Ketika hari perpisahan akhirnya tiba, suasana terasa menyedihkan. Kami berdiri di depan sekolah, dikelilingi oleh teman-teman lainnya. “Rayyan, terima kasih untuk semuanya,” Elara berkata, mengulurkan tangan untuk menjabat tanganku.

“Tidak ada yang perlu kau terima. Semua ini adalah bagian dari perjalanan kita,” jawabku sambil mencoba tersenyum.

Kami saling berpelukan, dan untuk sejenak, dunia di sekitar kami lenyap. “Aku akan merindukanmu, Elara.”

“Aku juga akan merindukanmu, Rayyan. Tapi aku janji, kita akan bertemu lagi. Dan cinta kita akan terus ada,” ucapnya, mata kami saling menatap dengan penuh harapan.

Saat dia melangkah pergi, aku merasa seperti kehilangan separuh dari diriku. Namun, di dalam hatiku, aku tahu bahwa kisah kami belum berakhir. Ini adalah awal dari petualangan baru—jauh dari yang kami rencanakan, tetapi kami akan berusaha, dan cinta ini akan terus ada, meskipun jarak memisahkan kami.

Dengan pikiran penuh harapan, aku melangkah pergi dari sekolah, mengingat semua kenangan indah bersamanya. Tidak ada yang bisa memisahkan dua hati yang saling mencintai.

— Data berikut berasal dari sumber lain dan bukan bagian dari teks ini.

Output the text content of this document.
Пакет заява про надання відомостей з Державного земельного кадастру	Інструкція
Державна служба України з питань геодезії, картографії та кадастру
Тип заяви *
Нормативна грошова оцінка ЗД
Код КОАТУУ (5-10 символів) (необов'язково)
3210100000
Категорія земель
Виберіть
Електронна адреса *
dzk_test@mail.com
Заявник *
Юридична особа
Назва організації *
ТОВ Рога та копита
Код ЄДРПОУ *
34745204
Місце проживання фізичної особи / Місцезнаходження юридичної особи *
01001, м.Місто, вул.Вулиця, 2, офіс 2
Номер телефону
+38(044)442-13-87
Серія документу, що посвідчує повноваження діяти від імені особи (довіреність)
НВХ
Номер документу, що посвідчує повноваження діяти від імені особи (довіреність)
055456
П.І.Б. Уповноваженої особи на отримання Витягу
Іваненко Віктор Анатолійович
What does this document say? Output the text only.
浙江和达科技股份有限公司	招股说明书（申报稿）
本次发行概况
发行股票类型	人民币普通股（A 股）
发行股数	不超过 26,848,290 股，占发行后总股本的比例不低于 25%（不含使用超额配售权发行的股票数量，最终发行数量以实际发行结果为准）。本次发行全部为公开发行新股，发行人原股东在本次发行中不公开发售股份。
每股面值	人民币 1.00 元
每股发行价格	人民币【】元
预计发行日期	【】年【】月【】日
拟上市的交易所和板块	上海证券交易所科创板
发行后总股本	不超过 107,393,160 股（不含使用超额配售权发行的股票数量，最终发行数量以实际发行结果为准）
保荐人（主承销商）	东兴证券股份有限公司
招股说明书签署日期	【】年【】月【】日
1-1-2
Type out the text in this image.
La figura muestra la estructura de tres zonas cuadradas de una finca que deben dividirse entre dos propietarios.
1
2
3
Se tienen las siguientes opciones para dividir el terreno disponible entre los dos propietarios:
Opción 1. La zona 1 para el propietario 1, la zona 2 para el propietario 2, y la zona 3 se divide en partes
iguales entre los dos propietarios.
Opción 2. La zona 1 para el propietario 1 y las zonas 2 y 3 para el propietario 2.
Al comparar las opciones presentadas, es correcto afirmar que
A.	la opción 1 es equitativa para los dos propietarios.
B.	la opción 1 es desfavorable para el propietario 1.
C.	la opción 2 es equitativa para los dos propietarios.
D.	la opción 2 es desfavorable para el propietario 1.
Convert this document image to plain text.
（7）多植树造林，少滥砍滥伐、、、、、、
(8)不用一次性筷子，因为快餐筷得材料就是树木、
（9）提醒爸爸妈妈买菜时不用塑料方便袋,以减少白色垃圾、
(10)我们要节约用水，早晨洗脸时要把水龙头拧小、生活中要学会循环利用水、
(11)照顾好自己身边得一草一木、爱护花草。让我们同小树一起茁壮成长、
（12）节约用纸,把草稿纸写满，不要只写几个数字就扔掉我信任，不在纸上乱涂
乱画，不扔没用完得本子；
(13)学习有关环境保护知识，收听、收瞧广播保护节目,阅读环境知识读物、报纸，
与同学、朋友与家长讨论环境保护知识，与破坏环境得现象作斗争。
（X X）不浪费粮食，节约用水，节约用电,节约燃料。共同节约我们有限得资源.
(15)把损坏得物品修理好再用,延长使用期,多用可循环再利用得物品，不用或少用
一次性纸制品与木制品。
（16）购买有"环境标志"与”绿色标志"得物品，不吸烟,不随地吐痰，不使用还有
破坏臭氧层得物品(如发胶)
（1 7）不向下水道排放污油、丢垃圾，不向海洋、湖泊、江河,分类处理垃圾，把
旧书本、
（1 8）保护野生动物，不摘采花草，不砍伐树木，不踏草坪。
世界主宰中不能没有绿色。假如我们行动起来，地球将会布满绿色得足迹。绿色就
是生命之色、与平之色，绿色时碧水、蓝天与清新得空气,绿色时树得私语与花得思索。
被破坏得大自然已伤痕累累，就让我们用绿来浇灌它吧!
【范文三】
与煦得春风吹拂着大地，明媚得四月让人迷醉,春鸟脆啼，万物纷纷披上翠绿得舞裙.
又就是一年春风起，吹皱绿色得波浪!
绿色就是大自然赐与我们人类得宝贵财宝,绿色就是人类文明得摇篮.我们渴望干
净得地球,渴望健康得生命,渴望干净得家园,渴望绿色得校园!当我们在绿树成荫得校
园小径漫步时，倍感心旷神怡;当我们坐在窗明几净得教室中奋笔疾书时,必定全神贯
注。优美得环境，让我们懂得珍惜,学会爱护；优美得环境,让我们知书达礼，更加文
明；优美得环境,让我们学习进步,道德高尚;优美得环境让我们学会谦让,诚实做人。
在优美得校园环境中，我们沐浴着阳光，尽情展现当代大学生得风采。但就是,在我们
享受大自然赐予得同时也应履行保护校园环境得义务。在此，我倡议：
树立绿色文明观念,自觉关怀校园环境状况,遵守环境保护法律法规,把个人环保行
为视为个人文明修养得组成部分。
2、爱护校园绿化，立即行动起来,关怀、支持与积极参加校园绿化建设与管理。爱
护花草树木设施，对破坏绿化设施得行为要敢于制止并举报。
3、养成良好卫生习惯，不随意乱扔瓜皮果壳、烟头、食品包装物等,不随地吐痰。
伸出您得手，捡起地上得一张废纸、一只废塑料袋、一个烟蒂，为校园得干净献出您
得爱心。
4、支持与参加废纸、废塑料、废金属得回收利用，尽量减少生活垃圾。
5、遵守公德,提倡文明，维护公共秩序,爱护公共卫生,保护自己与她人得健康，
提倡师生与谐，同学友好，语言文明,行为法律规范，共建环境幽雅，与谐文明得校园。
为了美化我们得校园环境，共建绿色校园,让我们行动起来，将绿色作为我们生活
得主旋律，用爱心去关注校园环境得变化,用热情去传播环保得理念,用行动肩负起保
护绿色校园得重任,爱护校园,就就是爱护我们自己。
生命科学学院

Dan aku yakin, kisah kami akan terus berlanjut, menunggu untuk dituliskan di halaman-halaman berikutnya dari hidup kami.

 

Jadi, apakah cinta sejati bisa bertahan meski terpisah jarak? Rayyan dan Elara membuktikannya. Dengan tawa, air mata, dan seribu kenangan indah, mereka menunjukkan bahwa cinta yang tulus selalu menemukan jalannya, tak peduli seberapa jauh jalan itu.

Kisah mereka hanyalah awal dari petualangan cinta yang tak terbatas—siapa tahu apa yang menanti di depan? Yang jelas, cinta mereka akan terus bersinar, seperti bintang di langit malam.